An essential guide to earache


What are the causes of earache and ear pain in young children and what are the best ways of dealing with them? Meredith Jones Russell reports

Treatments range from painkillers to inserting grommets
Treatments range from painkillers to inserting grommets

Earache and ear pain are common, particularly in young children. It can be painful, but is not usually a sign of anything serious. Earache and ear pain can affect one or both ears.

WHAT CAUSES IT?

Earache and pain can be caused by many things, but sometimes it is not known by what. How long an earache lasts depends on what is causing it.

Most earaches in children are caused by ear infections, which usually start to improve after a few days. However, ear pain with toothache can often be caused by teething or a dental abscess, while ear pain when swallowing can be indicative of a sore throat, tonsillitis, or quinsy, a complication of tonsillitis. Ear pain with a fever can point towards an ear infection, cold or flu.

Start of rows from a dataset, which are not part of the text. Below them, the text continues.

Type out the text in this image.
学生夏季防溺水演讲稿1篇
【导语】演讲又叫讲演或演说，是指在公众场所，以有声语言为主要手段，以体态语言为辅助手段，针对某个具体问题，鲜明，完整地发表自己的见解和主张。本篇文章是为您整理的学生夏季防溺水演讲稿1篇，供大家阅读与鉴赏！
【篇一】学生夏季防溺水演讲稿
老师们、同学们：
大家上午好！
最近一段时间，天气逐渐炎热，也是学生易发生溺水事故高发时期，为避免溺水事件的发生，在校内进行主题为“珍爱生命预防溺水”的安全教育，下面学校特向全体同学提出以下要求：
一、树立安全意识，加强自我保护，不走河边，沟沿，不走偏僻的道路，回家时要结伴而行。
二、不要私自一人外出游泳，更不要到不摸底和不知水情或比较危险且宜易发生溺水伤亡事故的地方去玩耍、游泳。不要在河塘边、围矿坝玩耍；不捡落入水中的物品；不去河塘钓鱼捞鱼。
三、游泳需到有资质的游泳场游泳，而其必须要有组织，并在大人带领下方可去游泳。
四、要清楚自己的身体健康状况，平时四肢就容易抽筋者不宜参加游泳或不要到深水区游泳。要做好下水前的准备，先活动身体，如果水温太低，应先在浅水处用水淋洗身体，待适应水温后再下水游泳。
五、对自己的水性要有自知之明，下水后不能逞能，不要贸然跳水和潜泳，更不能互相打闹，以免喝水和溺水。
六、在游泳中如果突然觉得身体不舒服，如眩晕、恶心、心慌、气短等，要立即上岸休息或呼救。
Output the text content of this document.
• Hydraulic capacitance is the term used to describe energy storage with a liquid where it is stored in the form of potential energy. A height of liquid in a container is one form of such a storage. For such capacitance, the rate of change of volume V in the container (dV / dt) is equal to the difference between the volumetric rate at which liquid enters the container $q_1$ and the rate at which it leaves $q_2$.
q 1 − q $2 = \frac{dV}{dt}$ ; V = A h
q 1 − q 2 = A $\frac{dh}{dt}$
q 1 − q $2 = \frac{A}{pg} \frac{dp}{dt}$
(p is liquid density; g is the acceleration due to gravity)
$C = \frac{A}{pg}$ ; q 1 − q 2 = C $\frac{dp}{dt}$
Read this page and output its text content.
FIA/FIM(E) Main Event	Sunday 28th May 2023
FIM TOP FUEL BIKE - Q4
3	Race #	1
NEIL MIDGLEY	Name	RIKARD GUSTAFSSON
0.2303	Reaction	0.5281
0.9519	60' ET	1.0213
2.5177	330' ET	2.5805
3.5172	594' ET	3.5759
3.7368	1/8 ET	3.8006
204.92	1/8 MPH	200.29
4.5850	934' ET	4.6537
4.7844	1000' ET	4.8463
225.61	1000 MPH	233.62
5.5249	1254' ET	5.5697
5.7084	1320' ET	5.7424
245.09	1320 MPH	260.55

A change in hearing can be a result of an object stuck in the ear, a perforated eardrum, a build-up of earwax or ‘glue ear’.

Glue ear is when the empty middle part of the ear canal fills with fluid, often causing temporary hearing loss, and usually clears up within three months.

If a child has glue ear in both ears, or is significantly affected by the condition, however, they may be offered hearing aids or a balloon device in the nose to help release the pressure in the middle ear. Grommets, which are small tubes inserted into the eardrum to improve hearing, may also be suggested.

HOW CAN YOU SPOT EARACHE IN YOUNG CHILDREN?

A young child might have earache if they:

  • rub or pull their ear
  • do not react to some sounds
  • have a temperature of 38°C or above
  • are irritable or restless
  • are off their food
  • keep losing their balance.

WHAT IS THE TREATMENT?

There are some things you can do to help relieve ear pain and earache, such as:

  • using painkillers, such as paracetamol or ibuprofen
  • placing a warm or cold flannel on the ear
  • seeing a pharmacist about possible options.
  • However, try to avoid:
  • putting anything inside the ear, such as cotton buds
  • trying to remove earwax
  • letting water get inside the ear.

WHEN DO YOU SEE A DOCTOR?

Take a child to the GP if they have earache for more than three days or keep getting earache.

Get an urgent appointment or call 111 if they:

  • become generally unwell
  • have a very high temperature or feel hot and shivery
  • have swelling around the ear
  • have fluid coming from the ear
  • experience hearing loss or a change in hearing
  • have something stuck in the ear
  • are under two and have earache in both ears.